Camille glanced at sleeping Scruff. “Peril from what? Monsters? Serpents from the seas in those waters?”
“Worse,” replied Raseri. “It is the River of Time, that which the Fey avoid; none whatsoever go nigh, for it is said that should one travel along the River of Time, then mortal he will become.”
“A river of time?”
“Aye, for all time flows in a stream out from Faery, to spread over the earthly demesne.” Raseri looked down at Camille, then gestured outward. “Where else would time issue forth but from out of this mystical place?”

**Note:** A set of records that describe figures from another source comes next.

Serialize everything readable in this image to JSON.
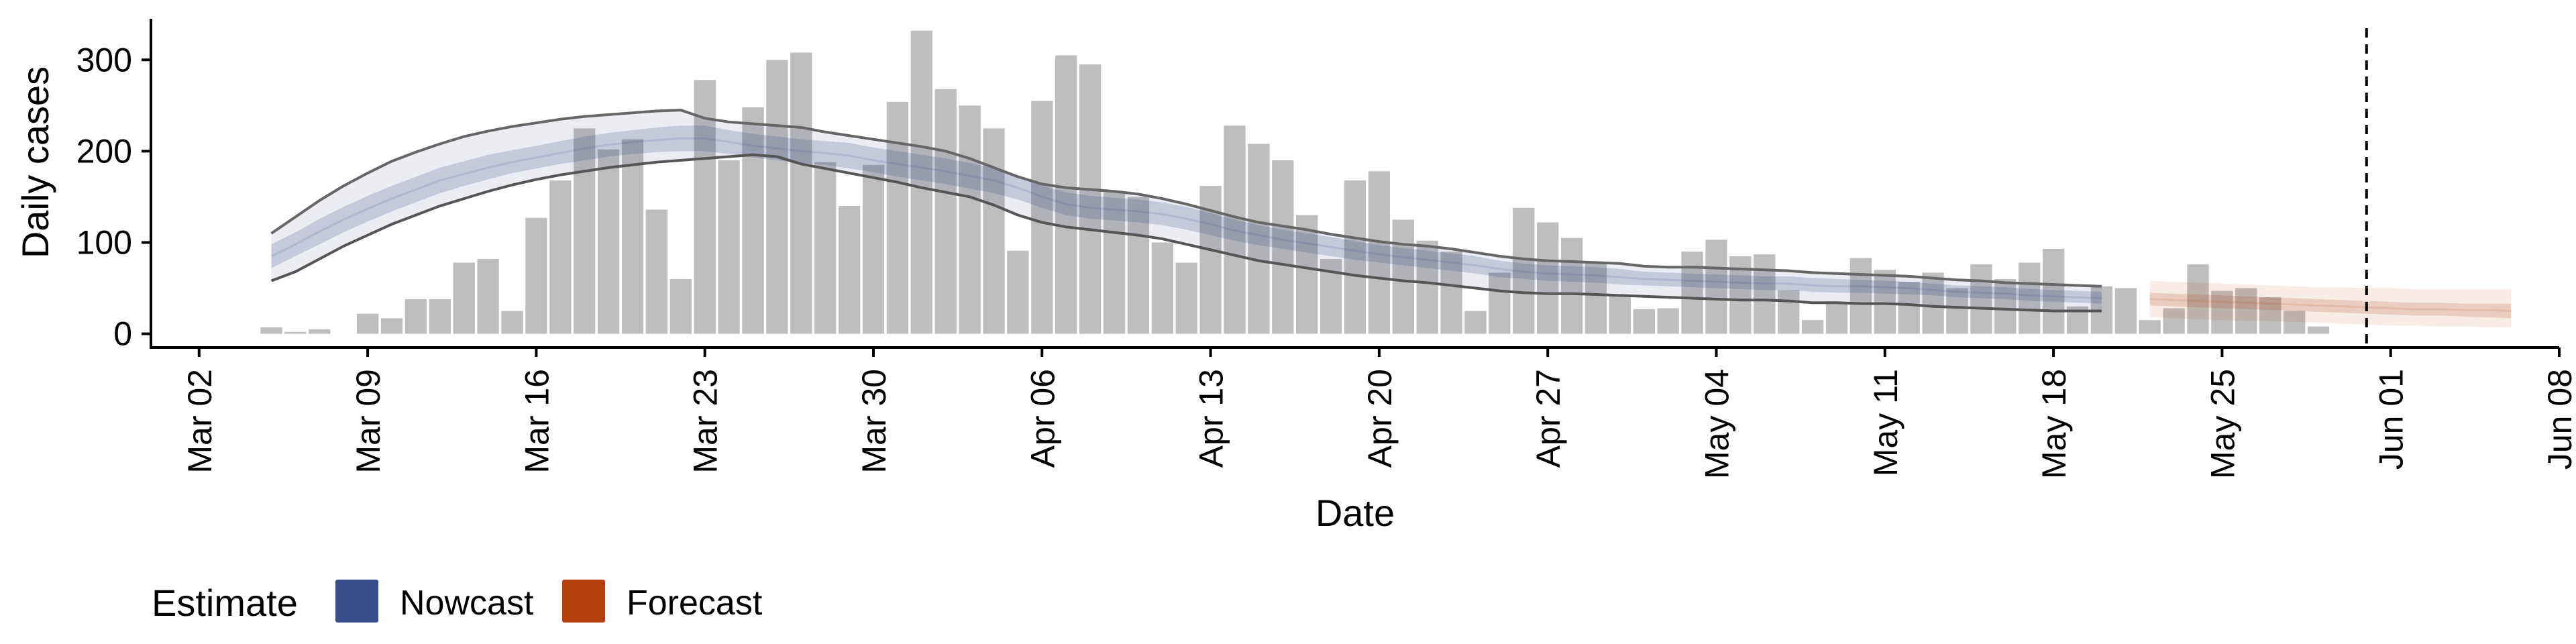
{
  "chart_data": {
    "type": "bar",
    "title": "",
    "xlabel": "Date",
    "ylabel": "Daily cases",
    "xlim": [
      "2020-02-29",
      "2020-06-08"
    ],
    "ylim": [
      -15,
      345
    ],
    "y_ticks": [
      0,
      100,
      200,
      300
    ],
    "x_ticks": [
      {
        "date": "2020-03-02",
        "label": "Mar 02"
      },
      {
        "date": "2020-03-09",
        "label": "Mar 09"
      },
      {
        "date": "2020-03-16",
        "label": "Mar 16"
      },
      {
        "date": "2020-03-23",
        "label": "Mar 23"
      },
      {
        "date": "2020-03-30",
        "label": "Mar 30"
      },
      {
        "date": "2020-04-06",
        "label": "Apr 06"
      },
      {
        "date": "2020-04-13",
        "label": "Apr 13"
      },
      {
        "date": "2020-04-20",
        "label": "Apr 20"
      },
      {
        "date": "2020-04-27",
        "label": "Apr 27"
      },
      {
        "date": "2020-05-04",
        "label": "May 04"
      },
      {
        "date": "2020-05-11",
        "label": "May 11"
      },
      {
        "date": "2020-05-18",
        "label": "May 18"
      },
      {
        "date": "2020-05-25",
        "label": "May 25"
      },
      {
        "date": "2020-06-01",
        "label": "Jun 01"
      },
      {
        "date": "2020-06-08",
        "label": "Jun 08"
      }
    ],
    "grid": false,
    "reference_line": {
      "date": "2020-05-31",
      "style": "dashed",
      "color": "#000000"
    },
    "bars": {
      "start_date": "2020-03-05",
      "color": "#bebebe",
      "values": [
        7,
        2,
        5,
        0,
        22,
        17,
        38,
        38,
        78,
        82,
        25,
        127,
        168,
        225,
        202,
        213,
        136,
        60,
        278,
        190,
        248,
        300,
        308,
        188,
        140,
        185,
        254,
        332,
        268,
        250,
        225,
        91,
        255,
        305,
        295,
        155,
        150,
        100,
        78,
        162,
        228,
        208,
        190,
        130,
        82,
        168,
        178,
        125,
        102,
        90,
        25,
        67,
        138,
        122,
        105,
        78,
        42,
        27,
        28,
        90,
        103,
        85,
        87,
        48,
        15,
        33,
        83,
        70,
        57,
        67,
        50,
        76,
        60,
        78,
        93,
        30,
        52,
        50,
        15,
        28,
        76,
        47,
        50,
        40,
        25,
        8
      ]
    },
    "nowcast": {
      "start_date": "2020-03-05",
      "color": "#3b4f8c",
      "median": [
        85,
        98,
        112,
        125,
        137,
        148,
        158,
        168,
        175,
        182,
        188,
        193,
        198,
        203,
        207,
        210,
        212,
        214,
        214,
        210,
        206,
        203,
        200,
        198,
        195,
        190,
        186,
        182,
        178,
        173,
        168,
        160,
        150,
        142,
        138,
        136,
        134,
        131,
        126,
        120,
        113,
        108,
        103,
        99,
        95,
        91,
        87,
        84,
        81,
        78,
        75,
        71,
        68,
        66,
        65,
        64,
        62,
        60,
        59,
        58,
        57,
        56,
        55,
        55,
        53,
        52,
        52,
        51,
        50,
        48,
        46,
        45,
        44,
        42,
        41,
        40,
        39
      ],
      "inner_lower": [
        72,
        85,
        98,
        111,
        123,
        134,
        144,
        154,
        162,
        169,
        176,
        181,
        186,
        190,
        194,
        197,
        199,
        200,
        200,
        197,
        193,
        190,
        187,
        185,
        181,
        177,
        172,
        168,
        164,
        159,
        154,
        147,
        138,
        130,
        126,
        124,
        122,
        119,
        114,
        108,
        102,
        97,
        93,
        89,
        85,
        81,
        78,
        75,
        72,
        69,
        66,
        62,
        60,
        58,
        57,
        56,
        54,
        53,
        52,
        51,
        50,
        49,
        48,
        48,
        46,
        45,
        45,
        44,
        43,
        42,
        40,
        39,
        38,
        36,
        35,
        34,
        33
      ],
      "inner_upper": [
        98,
        111,
        126,
        139,
        151,
        162,
        172,
        182,
        189,
        196,
        201,
        206,
        211,
        216,
        220,
        223,
        226,
        228,
        228,
        223,
        219,
        216,
        213,
        211,
        209,
        204,
        200,
        196,
        192,
        187,
        182,
        173,
        162,
        155,
        151,
        149,
        147,
        144,
        139,
        132,
        125,
        119,
        114,
        110,
        106,
        101,
        97,
        94,
        91,
        88,
        85,
        80,
        77,
        75,
        74,
        73,
        71,
        68,
        67,
        66,
        65,
        64,
        63,
        63,
        61,
        60,
        59,
        58,
        57,
        55,
        53,
        52,
        51,
        49,
        48,
        47,
        46
      ],
      "outer_lower": [
        58,
        68,
        82,
        96,
        108,
        120,
        130,
        140,
        148,
        156,
        163,
        169,
        174,
        178,
        182,
        185,
        188,
        190,
        192,
        194,
        196,
        194,
        186,
        181,
        176,
        171,
        166,
        160,
        155,
        150,
        141,
        130,
        122,
        117,
        114,
        111,
        108,
        104,
        98,
        92,
        86,
        80,
        76,
        72,
        68,
        64,
        61,
        58,
        56,
        53,
        50,
        47,
        45,
        44,
        44,
        43,
        42,
        41,
        40,
        39,
        38,
        37,
        37,
        36,
        34,
        34,
        33,
        33,
        32,
        30,
        29,
        28,
        27,
        26,
        25,
        25,
        25
      ],
      "outer_upper": [
        110,
        128,
        146,
        162,
        176,
        189,
        199,
        208,
        216,
        222,
        227,
        231,
        235,
        238,
        240,
        242,
        244,
        245,
        236,
        232,
        230,
        228,
        226,
        221,
        217,
        213,
        209,
        205,
        200,
        192,
        182,
        172,
        164,
        160,
        158,
        156,
        153,
        148,
        142,
        135,
        128,
        122,
        118,
        114,
        109,
        105,
        101,
        98,
        96,
        93,
        89,
        85,
        82,
        80,
        79,
        78,
        77,
        74,
        73,
        73,
        72,
        71,
        70,
        69,
        67,
        66,
        65,
        64,
        63,
        61,
        59,
        58,
        56,
        55,
        54,
        53,
        52
      ]
    },
    "forecast": {
      "start_date": "2020-05-22",
      "color": "#b4400e",
      "median": [
        38,
        37,
        36,
        35,
        34,
        33,
        32,
        31,
        30,
        29,
        28,
        27,
        27,
        26,
        26,
        25
      ],
      "inner_lower": [
        31,
        30,
        29,
        28,
        27,
        26,
        25,
        24,
        23,
        22,
        21,
        20,
        20,
        19,
        18,
        17
      ],
      "inner_upper": [
        45,
        44,
        43,
        42,
        41,
        40,
        39,
        38,
        37,
        36,
        35,
        34,
        34,
        33,
        33,
        33
      ],
      "outer_lower": [
        18,
        17,
        16,
        15,
        14,
        14,
        13,
        12,
        11,
        10,
        9,
        9,
        8,
        8,
        7,
        7
      ],
      "outer_upper": [
        58,
        57,
        56,
        55,
        54,
        53,
        52,
        51,
        51,
        50,
        50,
        49,
        49,
        49,
        49,
        49
      ]
    },
    "legend": {
      "title": "Estimate",
      "position": "bottom-left",
      "entries": [
        {
          "label": "Nowcast",
          "color": "#3b4f8c"
        },
        {
          "label": "Forecast",
          "color": "#b4400e"
        }
      ]
    }
  }
}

“But I thought time touches not Faery.”
“In the main, ’tis true, for in Faery, time is confined to the river, perilous in the extreme; but in the mortal lands it spreads out over the whole of the world and becomes diffuse, attenuated, and is somewhat less dangerous. In Faery, all Fey avoid the river, going ’round rather than across, for we want not to suffer time’s ravages should we travel along its banks or fall into its flow. But in the world of mortals, the Fey on occasion do swim within time, for there it is weakened. Still, should we spend overlong in the world of men, we might turn mortal ourselves. Have you not heard the tales of Fey falling for the love of a mortal man or woman, and becoming mortal themselves? That’s because they overextend their stay in the earthly realm. To retain their immortality, Elves and other such oft vanish from the mortal lands and return to Faery, else mortal they would become. And though the River of Time does run through Faery, none I know travel thereon.”